Canadian Prime Minister Justin Trudeau delivers his remarks during a ceremony on Parliament Hill Wednesday, the eve of the first National Day of Truth and Reconciliation. THE CANADIAN PRESS/Adrian Wyld

On Canada’s first-ever National Day for Truth and Reconciliation Thursday, Prime Minister Justin Trudeau decided not to attend an event marking the day or spend time with residential school survivors, but instead jetted off for an island getaway with the family. 

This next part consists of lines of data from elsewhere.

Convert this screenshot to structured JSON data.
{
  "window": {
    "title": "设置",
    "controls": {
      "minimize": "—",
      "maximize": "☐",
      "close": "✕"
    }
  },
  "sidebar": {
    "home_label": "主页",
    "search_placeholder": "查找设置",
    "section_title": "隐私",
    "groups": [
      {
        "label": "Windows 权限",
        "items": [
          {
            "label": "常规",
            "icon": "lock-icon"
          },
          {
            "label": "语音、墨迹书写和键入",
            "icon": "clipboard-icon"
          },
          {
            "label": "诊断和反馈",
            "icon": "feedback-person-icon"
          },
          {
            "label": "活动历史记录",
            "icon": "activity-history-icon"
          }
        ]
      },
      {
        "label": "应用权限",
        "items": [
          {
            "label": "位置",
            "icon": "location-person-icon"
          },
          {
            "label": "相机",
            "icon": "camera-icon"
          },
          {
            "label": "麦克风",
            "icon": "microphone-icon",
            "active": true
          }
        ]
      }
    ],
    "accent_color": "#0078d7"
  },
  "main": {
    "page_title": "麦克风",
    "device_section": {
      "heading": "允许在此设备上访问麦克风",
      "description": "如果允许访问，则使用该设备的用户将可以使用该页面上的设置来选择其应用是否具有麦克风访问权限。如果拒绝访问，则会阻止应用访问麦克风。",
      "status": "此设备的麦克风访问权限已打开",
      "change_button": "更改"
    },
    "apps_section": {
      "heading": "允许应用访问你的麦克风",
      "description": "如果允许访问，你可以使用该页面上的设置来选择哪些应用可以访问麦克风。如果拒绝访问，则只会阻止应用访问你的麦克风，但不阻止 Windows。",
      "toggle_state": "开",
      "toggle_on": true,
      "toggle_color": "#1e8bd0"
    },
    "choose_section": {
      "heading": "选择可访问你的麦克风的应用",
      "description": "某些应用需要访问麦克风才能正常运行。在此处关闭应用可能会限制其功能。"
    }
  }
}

Initially, the prime minister’s itinerary said that Trudeau was spending the day in Ottawa in “private meetings.” However, a Toronto Sun journalist noticed the plane that typically carries the prime minister jetted off from Ottawa headed west at 8 a.m. local time. The Prime Minister’s Office confirmed to Global News that Trudeau is “spending time in Tofino with family for a few days.”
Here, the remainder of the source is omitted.